When the Soviet social-imperialists organized a coup d’etat in Afghanistan, in 1973, the Guardian stood silent. Today, as well, in its coverage of events in the Middle East and Africa, it emphasizes in its coverage, the internal struggles within those countries and generally supports every secessionist movement or organization without any consideration of whether that movement will strengthen or weaken the strivings of the two superpowers. For example, the Guardian recently published articles written by open Trotskyists like Fred Halliday (see Guardian, Feb. 12, p. 16), carefully taking his name off the byline, which launched attacks upon Iran and Saudi Arabia without mentioning the contention of the two superpowers in that part of the world. The Halliday article tried to paint a picture of only one superpower in the Persian Gulf which is rapidly becoming one of the sharpest areas of contention between both superpowers. They also relied on the Trotskyist Halliday’s reporting of the events in Sri Lanka (Ceylon) in April 1971 to criticize China’s open condemnation of the phony ’uprising’ in that Third World country which was backed by foreign imperialists. (See “Unite the Many, Defeat the Few” – Jack A. Smith, p. 35) On International Women’s Day, the Guardian failed to support the demonstration at the U.N., which opposed imperialism and both superpowers, “not overpopulation” as the cause of the world’s problems and conciliated with the larger revisionist-led demonstration for liberal reforms and “gay liberation.” In doing so, they threw principle to the wind.
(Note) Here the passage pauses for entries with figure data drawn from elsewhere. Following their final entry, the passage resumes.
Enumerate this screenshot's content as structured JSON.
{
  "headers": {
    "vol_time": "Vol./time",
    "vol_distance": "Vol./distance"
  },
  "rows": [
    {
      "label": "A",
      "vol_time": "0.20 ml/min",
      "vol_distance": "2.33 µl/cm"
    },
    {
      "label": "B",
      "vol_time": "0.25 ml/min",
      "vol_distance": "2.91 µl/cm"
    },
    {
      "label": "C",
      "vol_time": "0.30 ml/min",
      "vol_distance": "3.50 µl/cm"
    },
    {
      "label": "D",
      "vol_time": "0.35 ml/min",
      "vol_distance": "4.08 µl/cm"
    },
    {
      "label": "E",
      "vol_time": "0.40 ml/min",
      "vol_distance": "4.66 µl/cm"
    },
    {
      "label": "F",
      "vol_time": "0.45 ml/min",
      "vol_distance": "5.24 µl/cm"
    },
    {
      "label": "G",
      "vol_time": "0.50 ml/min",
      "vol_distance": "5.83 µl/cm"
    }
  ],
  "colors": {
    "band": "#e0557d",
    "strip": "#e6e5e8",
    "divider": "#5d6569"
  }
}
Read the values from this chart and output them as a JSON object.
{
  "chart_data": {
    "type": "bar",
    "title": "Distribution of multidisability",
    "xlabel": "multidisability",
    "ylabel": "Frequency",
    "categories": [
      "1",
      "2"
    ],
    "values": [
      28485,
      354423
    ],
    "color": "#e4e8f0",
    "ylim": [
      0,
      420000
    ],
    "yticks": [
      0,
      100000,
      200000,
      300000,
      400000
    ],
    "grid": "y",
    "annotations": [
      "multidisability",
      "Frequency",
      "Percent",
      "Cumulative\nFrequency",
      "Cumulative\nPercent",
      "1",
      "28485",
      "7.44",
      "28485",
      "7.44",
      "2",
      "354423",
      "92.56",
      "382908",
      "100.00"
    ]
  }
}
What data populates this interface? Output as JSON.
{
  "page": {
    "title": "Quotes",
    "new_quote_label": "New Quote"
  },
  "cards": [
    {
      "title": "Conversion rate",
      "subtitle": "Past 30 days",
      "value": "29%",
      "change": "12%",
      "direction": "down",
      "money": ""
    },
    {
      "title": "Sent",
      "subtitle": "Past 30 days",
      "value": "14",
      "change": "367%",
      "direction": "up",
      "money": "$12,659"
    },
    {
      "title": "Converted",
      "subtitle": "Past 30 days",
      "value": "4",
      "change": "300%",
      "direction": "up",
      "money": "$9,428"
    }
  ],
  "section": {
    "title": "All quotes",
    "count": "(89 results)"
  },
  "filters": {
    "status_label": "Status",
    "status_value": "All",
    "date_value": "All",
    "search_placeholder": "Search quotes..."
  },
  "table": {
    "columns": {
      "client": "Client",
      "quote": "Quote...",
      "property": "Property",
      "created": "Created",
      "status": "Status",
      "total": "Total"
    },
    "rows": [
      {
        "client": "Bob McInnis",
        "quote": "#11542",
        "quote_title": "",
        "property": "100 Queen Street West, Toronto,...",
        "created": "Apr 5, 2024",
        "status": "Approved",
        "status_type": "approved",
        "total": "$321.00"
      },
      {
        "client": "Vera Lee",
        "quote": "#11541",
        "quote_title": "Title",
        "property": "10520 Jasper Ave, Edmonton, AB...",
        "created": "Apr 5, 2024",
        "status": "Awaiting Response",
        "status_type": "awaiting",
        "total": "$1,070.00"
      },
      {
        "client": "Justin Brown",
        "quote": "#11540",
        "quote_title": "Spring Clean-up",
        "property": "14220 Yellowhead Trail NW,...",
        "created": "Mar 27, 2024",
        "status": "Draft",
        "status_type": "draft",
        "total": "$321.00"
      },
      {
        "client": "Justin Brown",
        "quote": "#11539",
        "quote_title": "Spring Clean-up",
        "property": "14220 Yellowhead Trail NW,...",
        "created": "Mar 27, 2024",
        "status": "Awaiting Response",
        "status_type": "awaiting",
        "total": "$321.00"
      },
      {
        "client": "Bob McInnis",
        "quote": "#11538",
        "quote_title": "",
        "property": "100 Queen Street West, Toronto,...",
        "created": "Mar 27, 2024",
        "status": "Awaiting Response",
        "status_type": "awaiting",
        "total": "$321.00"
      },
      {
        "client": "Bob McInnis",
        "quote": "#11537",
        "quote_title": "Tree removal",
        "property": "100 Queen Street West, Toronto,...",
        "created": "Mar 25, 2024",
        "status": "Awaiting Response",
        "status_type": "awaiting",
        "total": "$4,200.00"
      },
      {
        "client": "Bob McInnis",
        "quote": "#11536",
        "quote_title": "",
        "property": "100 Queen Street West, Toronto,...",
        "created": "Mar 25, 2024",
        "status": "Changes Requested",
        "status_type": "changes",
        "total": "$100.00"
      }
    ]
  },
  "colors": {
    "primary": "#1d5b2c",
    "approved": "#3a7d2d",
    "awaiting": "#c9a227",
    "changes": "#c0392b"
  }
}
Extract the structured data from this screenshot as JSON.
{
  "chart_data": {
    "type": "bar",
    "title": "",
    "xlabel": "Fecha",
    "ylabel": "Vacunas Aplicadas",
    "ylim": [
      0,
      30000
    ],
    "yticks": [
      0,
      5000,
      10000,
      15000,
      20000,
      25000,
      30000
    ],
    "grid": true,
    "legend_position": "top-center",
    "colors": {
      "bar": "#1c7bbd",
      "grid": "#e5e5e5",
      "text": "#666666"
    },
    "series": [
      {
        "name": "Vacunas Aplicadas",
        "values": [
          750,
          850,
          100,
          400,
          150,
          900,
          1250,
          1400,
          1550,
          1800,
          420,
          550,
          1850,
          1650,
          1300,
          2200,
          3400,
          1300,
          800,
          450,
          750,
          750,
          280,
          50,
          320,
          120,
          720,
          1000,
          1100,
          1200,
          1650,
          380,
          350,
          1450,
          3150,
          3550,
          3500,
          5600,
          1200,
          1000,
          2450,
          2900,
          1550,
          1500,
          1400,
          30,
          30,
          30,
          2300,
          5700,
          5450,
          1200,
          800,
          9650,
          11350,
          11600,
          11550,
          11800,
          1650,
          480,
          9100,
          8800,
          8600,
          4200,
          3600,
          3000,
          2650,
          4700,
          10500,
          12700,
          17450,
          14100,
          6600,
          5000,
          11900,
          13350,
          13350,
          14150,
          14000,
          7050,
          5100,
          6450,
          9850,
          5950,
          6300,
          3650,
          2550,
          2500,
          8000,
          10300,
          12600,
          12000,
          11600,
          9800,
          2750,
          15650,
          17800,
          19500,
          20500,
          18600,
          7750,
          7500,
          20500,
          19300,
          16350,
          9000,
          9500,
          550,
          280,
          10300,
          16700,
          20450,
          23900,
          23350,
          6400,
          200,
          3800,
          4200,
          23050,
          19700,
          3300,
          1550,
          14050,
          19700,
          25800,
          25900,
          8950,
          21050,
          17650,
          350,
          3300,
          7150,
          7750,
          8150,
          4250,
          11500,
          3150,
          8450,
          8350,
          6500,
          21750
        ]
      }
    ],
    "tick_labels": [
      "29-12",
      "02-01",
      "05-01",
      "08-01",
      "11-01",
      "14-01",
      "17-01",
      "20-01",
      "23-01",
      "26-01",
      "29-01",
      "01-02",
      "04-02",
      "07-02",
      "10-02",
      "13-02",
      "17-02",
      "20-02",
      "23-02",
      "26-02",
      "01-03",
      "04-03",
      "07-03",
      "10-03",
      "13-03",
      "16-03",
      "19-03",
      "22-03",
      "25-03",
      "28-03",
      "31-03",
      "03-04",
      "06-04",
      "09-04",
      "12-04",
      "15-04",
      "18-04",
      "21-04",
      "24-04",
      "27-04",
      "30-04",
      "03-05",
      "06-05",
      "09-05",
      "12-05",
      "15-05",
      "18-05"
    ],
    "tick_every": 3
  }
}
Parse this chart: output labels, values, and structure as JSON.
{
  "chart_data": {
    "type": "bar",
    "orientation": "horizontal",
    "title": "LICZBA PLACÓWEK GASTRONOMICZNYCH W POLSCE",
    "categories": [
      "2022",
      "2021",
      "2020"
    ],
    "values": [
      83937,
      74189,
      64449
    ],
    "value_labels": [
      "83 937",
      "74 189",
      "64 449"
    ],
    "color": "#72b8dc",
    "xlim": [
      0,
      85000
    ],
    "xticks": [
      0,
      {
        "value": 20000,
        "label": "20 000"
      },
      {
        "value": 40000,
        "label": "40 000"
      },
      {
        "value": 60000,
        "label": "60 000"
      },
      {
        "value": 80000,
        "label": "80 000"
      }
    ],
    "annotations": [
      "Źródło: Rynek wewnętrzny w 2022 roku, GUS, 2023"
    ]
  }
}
This failure to take a firm stand in support of the anti-superpower struggles of the Third World and other peoples, and the fight against revisionism is connected to the Guardian’s incorrect view of the Soviet Union. Teng Hsiao-ping summed up the role of the Third World and lesser capitalist countries and governments in opposing the superpowers when he said: “In varying degrees, all these countries have the desire of shaking off superpower enslavement or control and safeguarding their national independence and the integrity of their sovereignty.” He referred to the struggles of these countries in the present period as “a revolutionary motive force propelling the wheel of world history and are the main force combatting colonialism, imperialism and particularly the superpowers.”

While wavering in their support for the just struggles of these countries for independence from the two superpowers, the Guardian throughout their incorrect estimation of revisionism has given support to revisionist parties and opportunist-led groups in the Third World and Europe.

This is the marsh one is led into by conciliating with the Soviet social-imperialists and modern revisionists. This is serious error on the part of people who talk about contributing to efforts to build a new party.

It is true, as the Guardian states in their New Year’s editorial that the people of this country have a “primary” responsibility to oppose U.S. imperialism. This is our special duty both to the people here and in the colonies. But this should not negate our work in opposing both superpowers and condemning their imperialist aggression and subversion everywhere. Only on the basis of opposing both imperialist superpowers can we effectively fight our own. Only on the basis of exposing the real nature of the Soviet Union can we hope to show the people of this country what socialism is really like. And finally, only in the struggle against modern revisionism and Trotskyism of all stripes can a new communist party be built in this country, based upon the strategy of the revolutionary united front against imperialism, headed by the two superpowers.